Tom Ender - 3/26/2008

Since "war is the health of the state" opposition to the state should entail opposition to war.

If people initiate violence against a group of people who retaliate in kind, that doesn't necessarily qualify as war.

If the attacked people belong to a clan, their response might be better described as a feud, than a war.

In a war, states supposedly act as agents for their "citizens." I would prefer to hire my own agent rather than have one "chosen for me" based on the geography of my residence.


Bogdan Enache - 3/25/2008

Very interesting paper, but in my opinion it doesn't really go beyond the theory of just war but only restates the new, modern, democratic, Wilsonian or liberal internationalist form this theory has taken.

As mentioned in the paper the concept of sovereignty was developed during the monarchic age, but its substance is immaterial to this aspect.

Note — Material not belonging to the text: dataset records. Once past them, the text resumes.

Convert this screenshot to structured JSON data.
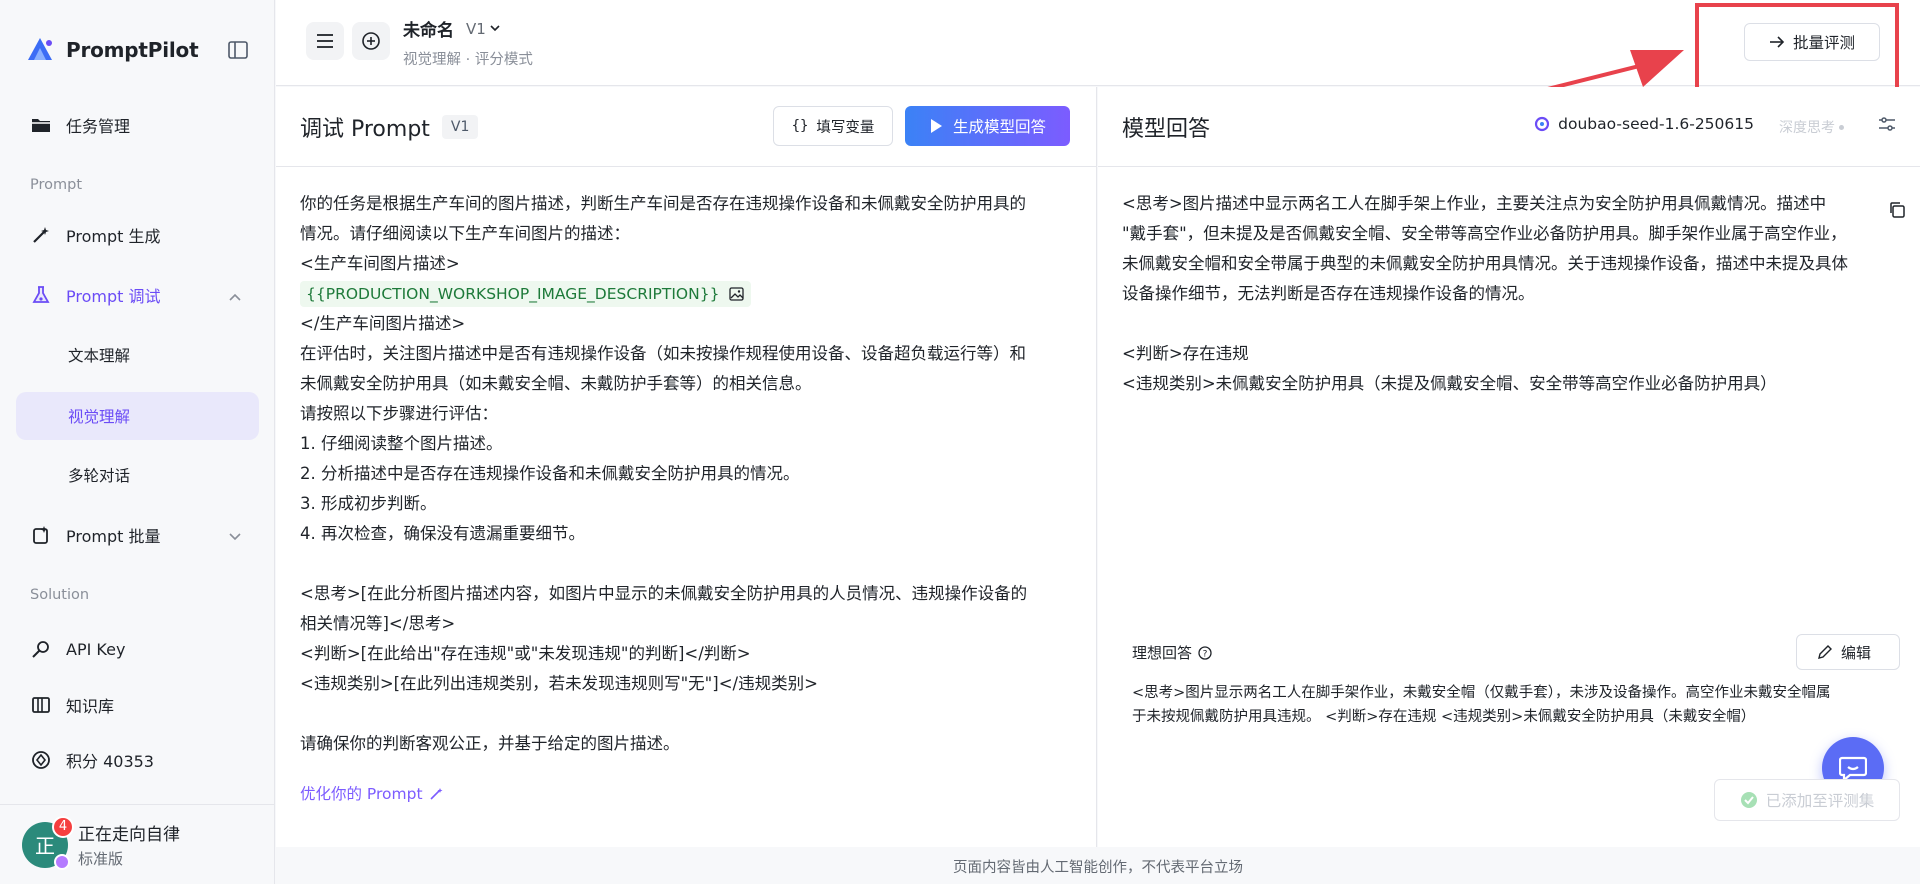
{
  "app": {
    "name": "PromptPilot"
  },
  "sidebar": {
    "task_mgmt": "任务管理",
    "section_prompt": "Prompt",
    "prompt_gen": "Prompt 生成",
    "prompt_debug": "Prompt 调试",
    "sub_text": "文本理解",
    "sub_visual": "视觉理解",
    "sub_multi": "多轮对话",
    "prompt_batch": "Prompt 批量",
    "section_solution": "Solution",
    "api_key": "API Key",
    "kb": "知识库",
    "points": "积分 40353"
  },
  "user": {
    "avatar_char": "正",
    "badge": "4",
    "name": "正在走向自律",
    "plan": "标准版"
  },
  "header": {
    "title": "未命名",
    "version": "V1",
    "subtitle": "视觉理解 · 评分模式",
    "batch_eval": "批量评测"
  },
  "left_panel": {
    "title": "调试 Prompt",
    "version_tag": "V1",
    "fill_vars": "填写变量",
    "gen_answer": "生成模型回答",
    "lines": [
      "你的任务是根据生产车间的图片描述，判断生产车间是否存在违规操作设备和未佩戴安全防护用具的",
      "情况。请仔细阅读以下生产车间图片的描述：",
      "<生产车间图片描述>",
      "",
      "</生产车间图片描述>",
      "在评估时，关注图片描述中是否有违规操作设备（如未按操作规程使用设备、设备超负载运行等）和",
      "未佩戴安全防护用具（如未戴安全帽、未戴防护手套等）的相关信息。",
      "请按照以下步骤进行评估：",
      "1. 仔细阅读整个图片描述。",
      "2. 分析描述中是否存在违规操作设备和未佩戴安全防护用具的情况。",
      "3. 形成初步判断。",
      "4. 再次检查，确保没有遗漏重要细节。",
      "",
      "<思考>[在此分析图片描述内容，如图片中显示的未佩戴安全防护用具的人员情况、违规操作设备的",
      "相关情况等]</思考>",
      "<判断>[在此给出\"存在违规\"或\"未发现违规\"的判断]</判断>",
      "<违规类别>[在此列出违规类别，若未发现违规则写\"无\"]</违规类别>",
      "",
      "请确保你的判断客观公正，并基于给定的图片描述。"
    ],
    "variable": "{{PRODUCTION_WORKSHOP_IMAGE_DESCRIPTION}}",
    "optimize": "优化你的 Prompt"
  },
  "right_panel": {
    "title": "模型回答",
    "model": "doubao-seed-1.6-250615",
    "deep_think": "深度思考",
    "lines": [
      "<思考>图片描述中显示两名工人在脚手架上作业，主要关注点为安全防护用具佩戴情况。描述中",
      "\"戴手套\"，但未提及是否佩戴安全帽、安全带等高空作业必备防护用具。脚手架作业属于高空作业，",
      "未佩戴安全帽和安全带属于典型的未佩戴安全防护用具情况。关于违规操作设备，描述中未提及具体",
      "设备操作细节，无法判断是否存在违规操作设备的情况。",
      "",
      "<判断>存在违规",
      "<违规类别>未佩戴安全防护用具（未提及佩戴安全帽、安全带等高空作业必备防护用具）"
    ],
    "ideal_label": "理想回答",
    "edit": "编辑",
    "ideal_text": "<思考>图片显示两名工人在脚手架作业，未戴安全帽（仅戴手套），未涉及设备操作。高空作业未戴安全帽属于未按规佩戴防护用具违规。 <判断>存在违规 <违规类别>未佩戴安全防护用具（未戴安全帽）",
    "added": "已添加至评测集"
  },
  "footer": {
    "note": "页面内容皆由人工智能创作，不代表平台立场"
  },
  "colors": {
    "accent": "#6b4cf6",
    "annotation_red": "#e8424c",
    "variable_green": "#1e7a3a"
  }
}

The three attributes of sovereignty listed originally by Jean Bodin (with regard to a republic in the Aristotelian mixed regime sense), namely indivisibility, absoluteness and perpetuity of power can characterize any type of regime.

In the monarchic age legitimate authority of a state meant indeed royal (or princely, depending on the form of the dominion) descendancy from a lineage entitled to the throne according to the acknowledge dynastic and inter-aristocratic rules (as oppose to an impostor claiming royal title) while in the modern, democratic age (when the sovereignty of the divine right of kings was replaced by sovereignty of the people) legitimate authority became synonymous with the existence of a representative or democratic government.

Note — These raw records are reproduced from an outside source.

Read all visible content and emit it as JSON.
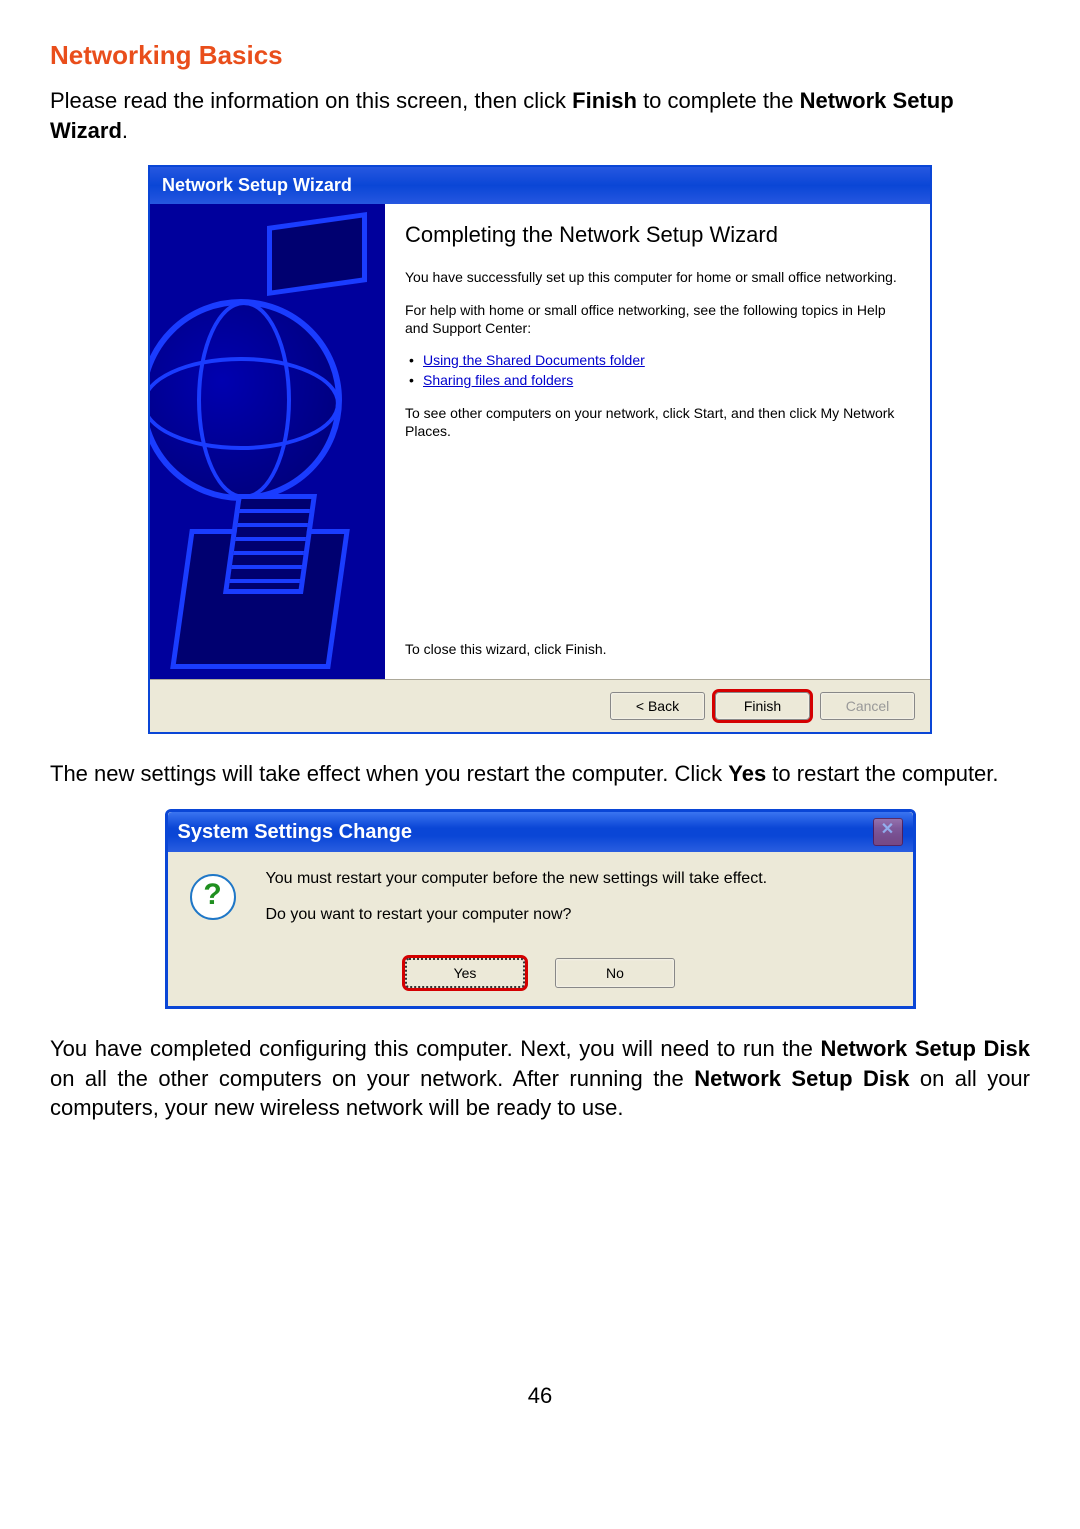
{
  "section_title": "Networking Basics",
  "intro": {
    "pre": "Please read the information on this screen, then click ",
    "bold1": "Finish",
    "mid": " to complete the ",
    "bold2": "Network Setup Wizard",
    "post": "."
  },
  "wizard": {
    "title": "Network Setup Wizard",
    "heading": "Completing the Network Setup Wizard",
    "p1": "You have successfully set up this computer for home or small office networking.",
    "p2": "For help with home or small office networking, see the following topics in Help and Support Center:",
    "links": [
      "Using the Shared Documents folder",
      "Sharing files and folders"
    ],
    "p3": "To see other computers on your network, click Start, and then click My Network Places.",
    "close_hint": "To close this wizard, click Finish.",
    "buttons": {
      "back": "< Back",
      "finish": "Finish",
      "cancel": "Cancel"
    }
  },
  "mid_text": {
    "pre": "The new settings will take effect when you restart the computer. Click ",
    "bold": "Yes",
    "post": " to restart the computer."
  },
  "dialog": {
    "title": "System Settings Change",
    "line1": "You must restart your computer before the new settings will take effect.",
    "line2": "Do you want to restart your computer now?",
    "yes": "Yes",
    "no": "No"
  },
  "outro": {
    "t1": "You have completed configuring this computer. Next, you will need to run the ",
    "b1": "Network Setup Disk",
    "t2": " on all the other computers on your network. After running the ",
    "b2": "Network Setup Disk",
    "t3": " on all your computers, your new wireless network will be ready to use."
  },
  "page_number": "46"
}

Consequently, the liberal internationalist/Wilsonian theory of IR is, essentially, nothing but the just war theory updated with regard to the change in meaning of legitimate authority and more optimistic with regard to the capacity of arguably freer individuals in more democratic regimes to translate their presumed love of liberty in a more peaceful world, if necessary through concerted wars against authoritarian/non-democratic regimes.

Under this perspective, only democratic regimes are considered legitimate and inclined to genuinely uphold peace, while non-democratic regimes were seen as destableizing, inherently aggressive and ultimately illegitimate. Empirically however, the Saint Alliance of monarchical and predominantly reactionary European powers and the Concert established in Vienna after the defeat of Napoleon in 1815 managed to keep international peace in Europe far longer than the Wilson inspired League of Nations, for a number of different reasons.

The vision of a peaceful world that can only come about with the establishment of a democratic or people's legitimate government and the elimination of autocratic and authoritative regimes has, with very few exceptions, always underlined the rhetoric behind American foreign policy and continues to do so to this day. Both the post WW1 international order and the post WW2 international order, through the League of Nations and the UN, tried to institutionalised this "natural" pace between democratic nations that was meant to bar and if necessary eliminate illegimate and unpeaceful state entites, although this ideal never actually materialized and the inclusion of the USSR, the communist countries and dictatorial regimes for various reasons and in different circumstances, actually lead to formally recognizing non-democratic, thus in principle illegitimate states, as democratic, legitimate states which in turn lead to a purely formal notion of respect of sovereignty, devoid of any link to the legitimate authority issue.


Aeon J. Skoble - 3/25/2008

Anthony, thanks for continuing the discussion. You need not agree, but I do address just the questions you raise in the paper I linked to in the other thread.